Impact of introducing new technologies in different regions.
Challenges and Opportunities in Technology Delivery
Traditional agriculture technologies contrast with newer, natural methods, showcasing nature's efficiency.
Human interference can disrupt valuable natural mechanisms evolved over time, affecting life forms.
New chemistry or molecules may interfere with critical, successful processes that have existed for millennia.
Nature's diverse toolkit of molecules is compared to building with Legos for material scientists.
A multidisciplinary team of over 50 scientists, including PhDs in chemistry and engineering, work together on isolating and combining these materials.
Expertise across different disciplines is required for extracting and purifying these materials.
The process showcases the complexity and collaboration needed for combinatorial innovation in material science.
The importance of leveraging nature's operating system in solving problems in analytical chemistry and material science.
Challenges of long iteration cycles in material science research, with significant time and effort required for experimentation and data collection.

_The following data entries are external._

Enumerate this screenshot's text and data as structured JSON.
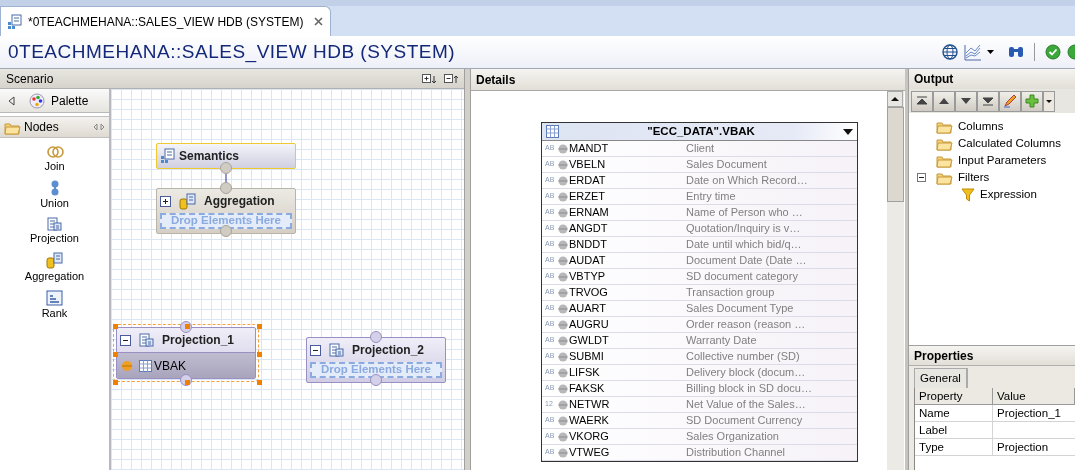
{
  "editor_tab": {
    "label": "*0TEACHMEHANA::SALES_VIEW HDB (SYSTEM)",
    "selected": true
  },
  "editor_title": "0TEACHMEHANA::SALES_VIEW HDB (SYSTEM)",
  "scenario": {
    "title": "Scenario",
    "palette": {
      "title": "Palette",
      "drawer": "Nodes",
      "items": [
        {
          "kind": "join",
          "label": "Join"
        },
        {
          "kind": "union",
          "label": "Union"
        },
        {
          "kind": "projection",
          "label": "Projection"
        },
        {
          "kind": "aggregation",
          "label": "Aggregation"
        },
        {
          "kind": "rank",
          "label": "Rank"
        }
      ]
    },
    "nodes": [
      {
        "kind": "semantics",
        "title": "Semantics",
        "selected": false
      },
      {
        "kind": "aggregation",
        "title": "Aggregation",
        "expanded": false,
        "selected": false,
        "drop_hint": "Drop Elements Here"
      },
      {
        "kind": "projection",
        "title": "Projection_1",
        "expanded": true,
        "selected": true,
        "inputs": [
          "VBAK"
        ]
      },
      {
        "kind": "projection",
        "title": "Projection_2",
        "expanded": true,
        "selected": false,
        "drop_hint": "Drop Elements Here"
      }
    ]
  },
  "details": {
    "title": "Details",
    "table": {
      "title": "\"ECC_DATA\".VBAK",
      "columns": [
        {
          "type": "AB",
          "name": "MANDT",
          "description": "Client"
        },
        {
          "type": "AB",
          "name": "VBELN",
          "description": "Sales Document"
        },
        {
          "type": "AB",
          "name": "ERDAT",
          "description": "Date on Which Record…"
        },
        {
          "type": "AB",
          "name": "ERZET",
          "description": "Entry time"
        },
        {
          "type": "AB",
          "name": "ERNAM",
          "description": "Name of Person who …"
        },
        {
          "type": "AB",
          "name": "ANGDT",
          "description": "Quotation/Inquiry is v…"
        },
        {
          "type": "AB",
          "name": "BNDDT",
          "description": "Date until which bid/q…"
        },
        {
          "type": "AB",
          "name": "AUDAT",
          "description": "Document Date (Date …"
        },
        {
          "type": "AB",
          "name": "VBTYP",
          "description": "SD document category"
        },
        {
          "type": "AB",
          "name": "TRVOG",
          "description": "Transaction group"
        },
        {
          "type": "AB",
          "name": "AUART",
          "description": "Sales Document Type"
        },
        {
          "type": "AB",
          "name": "AUGRU",
          "description": "Order reason (reason …"
        },
        {
          "type": "AB",
          "name": "GWLDT",
          "description": "Warranty Date"
        },
        {
          "type": "AB",
          "name": "SUBMI",
          "description": "Collective number (SD)"
        },
        {
          "type": "AB",
          "name": "LIFSK",
          "description": "Delivery block (docum…"
        },
        {
          "type": "AB",
          "name": "FAKSK",
          "description": "Billing block in SD docu…"
        },
        {
          "type": "12",
          "name": "NETWR",
          "description": "Net Value of the Sales…"
        },
        {
          "type": "AB",
          "name": "WAERK",
          "description": "SD Document Currency"
        },
        {
          "type": "AB",
          "name": "VKORG",
          "description": "Sales Organization"
        },
        {
          "type": "AB",
          "name": "VTWEG",
          "description": "Distribution Channel"
        }
      ]
    }
  },
  "output": {
    "title": "Output",
    "tree": [
      {
        "label": "Columns"
      },
      {
        "label": "Calculated Columns"
      },
      {
        "label": "Input Parameters"
      },
      {
        "label": "Filters",
        "expanded": true,
        "children": [
          {
            "label": "Expression",
            "kind": "filter"
          }
        ]
      }
    ]
  },
  "properties": {
    "title": "Properties",
    "tabs": [
      {
        "label": "General",
        "selected": true
      }
    ],
    "columns": [
      "Property",
      "Value"
    ],
    "rows": [
      {
        "property": "Name",
        "value": "Projection_1"
      },
      {
        "property": "Label",
        "value": ""
      },
      {
        "property": "Type",
        "value": "Projection"
      }
    ]
  }
}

Emphasis on developing new techniques and equipment to gain a deeper understanding of molecular structures and properties in biochemistry.
Utilizing enzymes in biochemistry as a way to mimic nature's solutions to problems in material science and analytical chemistry.

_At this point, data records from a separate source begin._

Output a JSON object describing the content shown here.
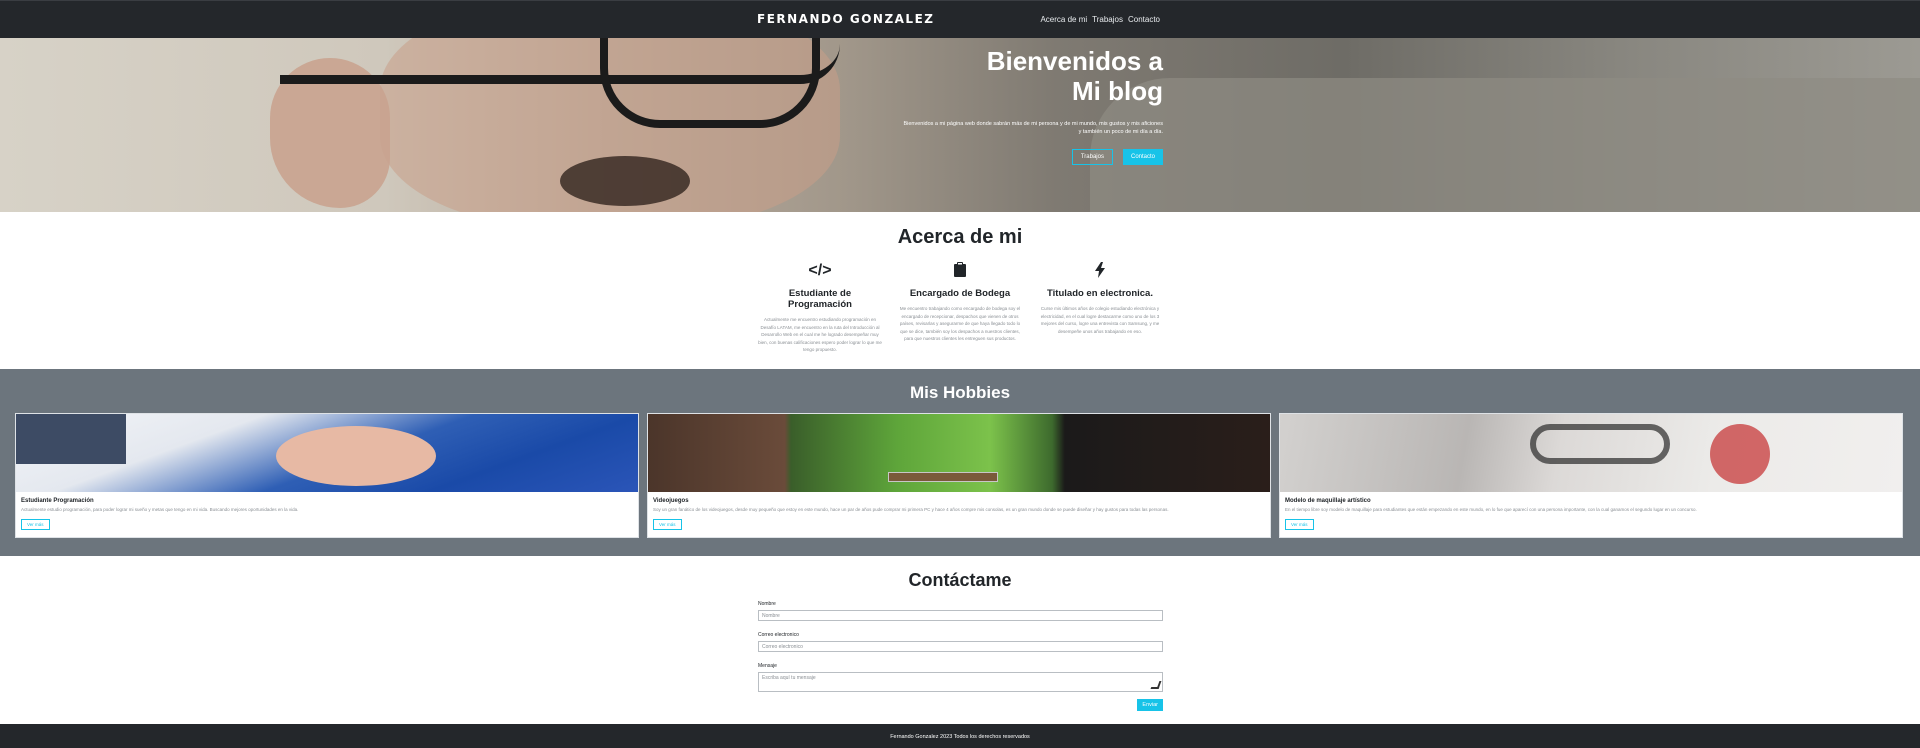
{
  "navbar": {
    "brand": "FERNANDO GONZALEZ",
    "links": [
      "Acerca de mi",
      "Trabajos",
      "Contacto"
    ]
  },
  "hero": {
    "title_line1": "Bienvenidos a",
    "title_line2": "Mi blog",
    "subtitle": "Bienvenidos a mi página web donde sabrán más de mi persona y de mi mundo, mis gustos y mis aficiones y también un poco de mi día a día.",
    "btn_trabajos": "Trabajos",
    "btn_contacto": "Contacto"
  },
  "about": {
    "title": "Acerca de mi",
    "items": [
      {
        "icon": "code-icon",
        "title": "Estudiante de Programación",
        "text": "Actualmente me encuentro estudiando programación en Desafío LATAM, me encuentro en la ruta del Introducción al Desarrollo Web en el cual me he logrado desempeñar muy bien, con buenas calificaciones espero poder lograr lo que me tengo propuesto."
      },
      {
        "icon": "clipboard-icon",
        "title": "Encargado de Bodega",
        "text": "Me encuentro trabajando como encargado de bodega soy el encargado de recepcionar, despachos que vienen de otros países, revisarlas y asegurarme de que haya llegado todo lo que se dice, también soy los despachos a nuestros clientes, para que nuestros clientes les entreguen sus productos."
      },
      {
        "icon": "bolt-icon",
        "title": "Titulado en electronica.",
        "text": "Curse mis últimos años de colegio estudiando electrónica y electricidad, en el cual logre destacarme como uno de los 3 mejores del curso, logre una entrevista con Samsung, y me desempeñe unos años trabajando en eso."
      }
    ]
  },
  "hobbies": {
    "title": "Mis Hobbies",
    "cards": [
      {
        "title": "Estudiante Programación",
        "text": "Actualmente estudio programación, para poder lograr mi sueño y metas que tengo en mi vida. Buscando mejores oportunidades en la vida.",
        "button": "Ver más"
      },
      {
        "title": "Videojuegos",
        "text": "Soy un gran fanático de los videojuegos, desde muy pequeño que estoy en este mundo, hace un par de años pude comprar mi primera PC y hace 4 años compre mis consolas, es un gran mundo donde se puede diseñar y hay gustos para todas las personas.",
        "button": "Ver más"
      },
      {
        "title": "Modelo de maquillaje artístico",
        "text": "En el tiempo libre soy modelo de maquillaje para estudiantes que están empezando en este mundo, en lo fue que aparecí con una persona importante, con la cual ganamos el segundo lugar en un concurso.",
        "button": "Ver más"
      }
    ]
  },
  "contact": {
    "title": "Contáctame",
    "name_label": "Nombre",
    "name_placeholder": "Nombre",
    "email_label": "Correo electronico",
    "email_placeholder": "Correo electronico",
    "message_label": "Mensaje",
    "message_placeholder": "Escriba aquí tu mensaje",
    "send": "Enviar"
  },
  "footer": {
    "text": "Fernando Gonzalez 2023 Todos los derechos reservados"
  },
  "colors": {
    "accent": "#17c3e8",
    "navbar_bg": "#24272b",
    "hobbies_bg": "#6c757d"
  }
}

Innovative use of Raspberry Pis and Arduino units for system control and data measurement.
Benefits include scalability, rapid prototyping, and project scaling.
Comparison to past methods involving custom chips.
Utilization of 3D printing for time-lapse systems and monitoring fresh produce aging.
Significant developments and insights in company operations due to these technologies.
Importance of material science in tech innovation.
Material science bridges the gap between available materials and useful products.
The interdisciplinary nature of material science allows for new advancements with inconceivable fruits.
The potential for growth in material science is vast and opportunities for innovation are unfathomable.
Material science has historically driven human development, shaping society's progress based on available materials.
Challenges in bridging the gap between creating molecules and manufacturing at scale.
Government-led funding is crucial for material science research and training to address this gap.
Breakthrough in battery technology is seen as transformative for multiple industries.
Additive manufacturing is an exciting development with the potential to create structures using diverse inks based on material science knowledge.
The future of manufacturing and food production.
The merging of chemistry, mechanical engineering, robotics, and material science is driving advancements in technologies like 3D printing.
Efforts are being made to introduce 3D printing in space for constructing structures without conventional methods.
Personal 3D printers may enable the printing of high-tech products based on individual wealth levels.
Food production is evolving to extend the shelf life of crops, increasing diversity in grocery stores and benefiting small organic growers in the US and farmers in developing countries.
Innovations in transportation of exotic fruits have extended shelf life to 25 days, making commercial viability possible.
Growing fruits in optimal regions is emphasized to ensure best quality and yield.
Democratizing access to high-quality produce by growing fruits locally improves overall yields.
Transporting exotic fruits long distances is discouraged in favor of growing them closer to consumer markets.
Local environments benefit from growing better-suited fruit varieties.
Technology is dissolving borders and reshaping maps based on product shelf life and location.
Perishable goods can now be transported globally, making time less significant.
Technology is significantly impacting the organization and distribution of goods worldwide.